Another type of treatment being researched is a combination treatment with cychophosphamide, chemotherapy drug and then donor transplantation (DeZern et al., 2017). Researchers recruited 16 patients, aged 11-69 years old with severe aplastic anemia and were matched to bone marrow transplant between July 2011 through August 2016. They administer a patient's’ drugs to suppress the immune system and to prevent the donor marrow rejection. Then the patient receives bone marrow transplant. Afterwards, a high dose of chemotherapy drug called cyclophosphadmide is given to the patient for about a year. Researchers monitored the red and white blood cell and platelet count. The results reveal that the count for each had returned to normal without the need for blood transfusion. Researcher hypothesize that the reason the treatment is successful is because the drug destroys the patient's diseased immune cells but does not harm the donor’s blood cells therefore allow for disease free blood cells to survive in the patient (DeZern et al., 2017).
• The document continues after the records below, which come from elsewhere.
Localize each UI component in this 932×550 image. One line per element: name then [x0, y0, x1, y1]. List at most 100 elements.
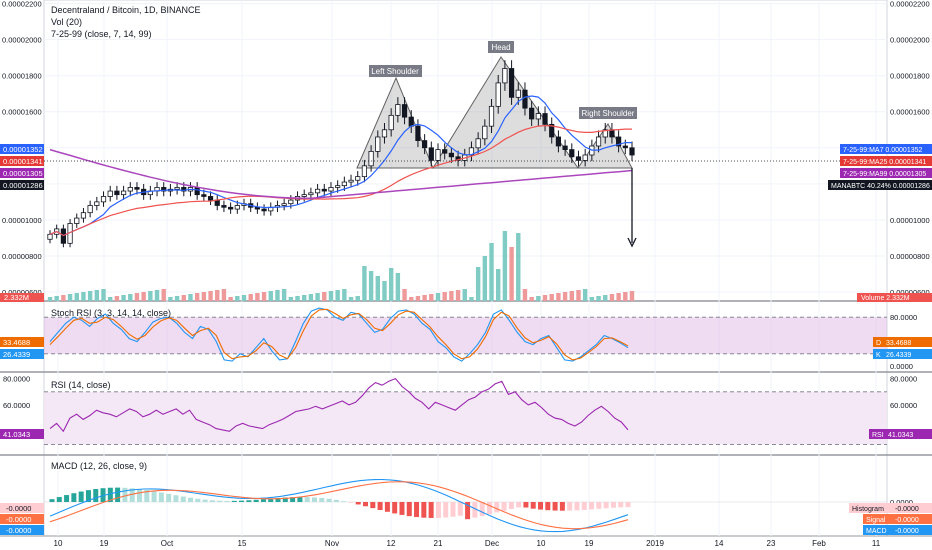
svg-text:41.0343: 41.0343	[3, 430, 30, 439]
macd-histogram-bar	[465, 502, 471, 520]
volume-bar	[629, 291, 635, 301]
ma99-line	[49, 148, 633, 200]
candle-body	[114, 190, 120, 196]
candle-body	[87, 205, 93, 214]
candle-body	[549, 123, 555, 138]
candle-body	[575, 156, 582, 161]
svg-text:-0.0000: -0.0000	[895, 506, 919, 513]
target-arrow	[627, 168, 637, 248]
svg-text:7-25-99:MA25 0.00001341: 7-25-99:MA25 0.00001341	[843, 159, 926, 166]
volume-bar	[241, 295, 247, 301]
time-tick-label: Oct	[161, 539, 174, 548]
svg-text:41.0343: 41.0343	[888, 432, 913, 439]
volume-legend: Vol (20)	[51, 17, 82, 27]
macd-histogram-bar	[406, 502, 412, 517]
macd-histogram-bar	[246, 500, 252, 502]
candle-body	[328, 187, 334, 192]
volume-bar	[108, 297, 113, 301]
volume-bar	[455, 290, 461, 301]
macd-histogram-bar	[370, 502, 376, 509]
macd-histogram-bar	[457, 502, 463, 516]
right-tag-ma7: 7-25-99:MA7 0.00001352	[840, 144, 932, 154]
candle-body	[100, 196, 107, 203]
price-tick-label-left: 0.00001800	[2, 72, 42, 81]
left-tag-macd-signal: -0.0000	[0, 514, 44, 524]
macd-histogram-bar	[333, 499, 339, 502]
stoch-band-fill	[44, 317, 887, 354]
macd-histogram-bar	[603, 502, 609, 509]
time-axis: 10 19 Oct 15 Nov 12 21 Dec 10 19 2019 14 23 Feb 11	[54, 539, 881, 548]
macd-histogram-bar	[129, 488, 135, 502]
macd-histogram-bar	[545, 502, 551, 511]
macd-histogram-bar	[253, 499, 259, 502]
candle-body	[629, 147, 635, 156]
candle-body	[281, 203, 287, 206]
candle-body	[348, 179, 354, 183]
macd-histogram-bar	[260, 499, 266, 502]
macd-signal-line	[49, 481, 629, 530]
right-tag-signal: Signal -0.0000	[863, 514, 932, 524]
volume-bar	[375, 276, 380, 301]
price-tick-label-left: 0.00000600	[2, 288, 42, 297]
stoch-rsi-legend: Stoch RSI (3, 3, 14, 14, close)	[51, 308, 171, 318]
head-shoulders-pattern	[356, 56, 633, 170]
candle-body	[435, 149, 441, 161]
volume-bar	[221, 289, 227, 301]
volume-bar	[482, 256, 488, 301]
time-tick-label: 19	[585, 539, 594, 548]
volume-bar	[623, 292, 628, 301]
candle-body	[395, 104, 401, 116]
macd-histogram-bar	[421, 502, 427, 518]
volume-bar	[188, 294, 193, 301]
candle-body	[602, 129, 608, 138]
macd-line	[49, 478, 629, 533]
right-shoulder-label: Right Shoulder	[579, 107, 637, 119]
svg-text:Left Shoulder: Left Shoulder	[371, 67, 419, 76]
volume-bar	[315, 293, 320, 301]
stoch-k-line	[49, 307, 629, 362]
candle-body	[388, 114, 394, 131]
right-tag-ma99: 7-25-99:MA99 0.00001305	[840, 168, 932, 178]
macd-tick-label: 0.0000	[890, 498, 913, 507]
volume-bar	[362, 266, 367, 301]
candle-body	[555, 136, 562, 147]
macd-histogram-bar	[581, 502, 587, 510]
candle-body	[415, 125, 421, 141]
right-tag-histogram: Histogram -0.0000	[849, 503, 932, 513]
price-tick-label-right: 0.00001800	[890, 72, 930, 81]
macd-histogram-bar	[428, 502, 434, 518]
macd-histogram-bar	[319, 497, 325, 502]
volume-bar	[395, 273, 401, 301]
macd-histogram-bar	[355, 502, 361, 505]
ma7-line	[49, 95, 632, 237]
volume-bar	[275, 290, 280, 301]
svg-text:K: K	[876, 352, 881, 359]
volume-bar	[536, 296, 541, 301]
candle-body	[161, 187, 167, 192]
volume-bar	[261, 292, 267, 301]
volume-bar	[148, 291, 153, 301]
candle-body	[616, 136, 622, 147]
svg-text:Signal: Signal	[866, 517, 886, 524]
volume-bar	[295, 296, 300, 301]
macd-histogram-bar	[275, 498, 281, 502]
svg-text:MACD: MACD	[866, 528, 887, 535]
macd-histogram-bar	[217, 500, 223, 502]
macd-histogram-bar	[78, 491, 84, 502]
volume-bar	[141, 292, 146, 301]
price-tick-label-left: 0.00001600	[2, 108, 42, 117]
macd-histogram-bar	[326, 498, 332, 502]
stoch-d-line	[49, 308, 629, 361]
volume-bar	[194, 293, 200, 301]
macd-histogram-bar	[115, 487, 121, 502]
right-tag-rsi: RSI 41.0343	[869, 429, 932, 439]
volume-bar	[255, 293, 260, 301]
candle-body	[609, 129, 615, 138]
volume-bar	[402, 289, 407, 301]
macd-histogram-bar	[348, 502, 354, 503]
volume-bar	[469, 297, 474, 301]
volume-bar	[248, 294, 253, 301]
volume-bar	[47, 297, 53, 301]
volume-bar	[355, 296, 360, 301]
macd-histogram-bar	[202, 499, 208, 502]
Fatigue is one of the common symptoms of myelodysplastic syndrome (MDS), aplastic anemia (AA) and paroxysmal nocturnal hemoglobinuria (PNH) along with pain, depression, anxiety and stress. This can have a large impact on the quality of life of an individual. A study done by Escalante et al. looked into quality of life of individuals with MDS, AA and PNH. The average fatigue score of the patients was 28 (range 1-52) and the quality of life score was 67 (range 10-104) specifically for those with AA. The higher values of the ranges were indicative of high fatigue or better quality of life. Popular management strategies people used were preserving energy, exercise, and naps; the most popular strategy was preserving energy. (Escalante et al., 2015). People that are diagnosed with AA may be more limited to certain activities due to their increased amount of fatigue compared to those without AA.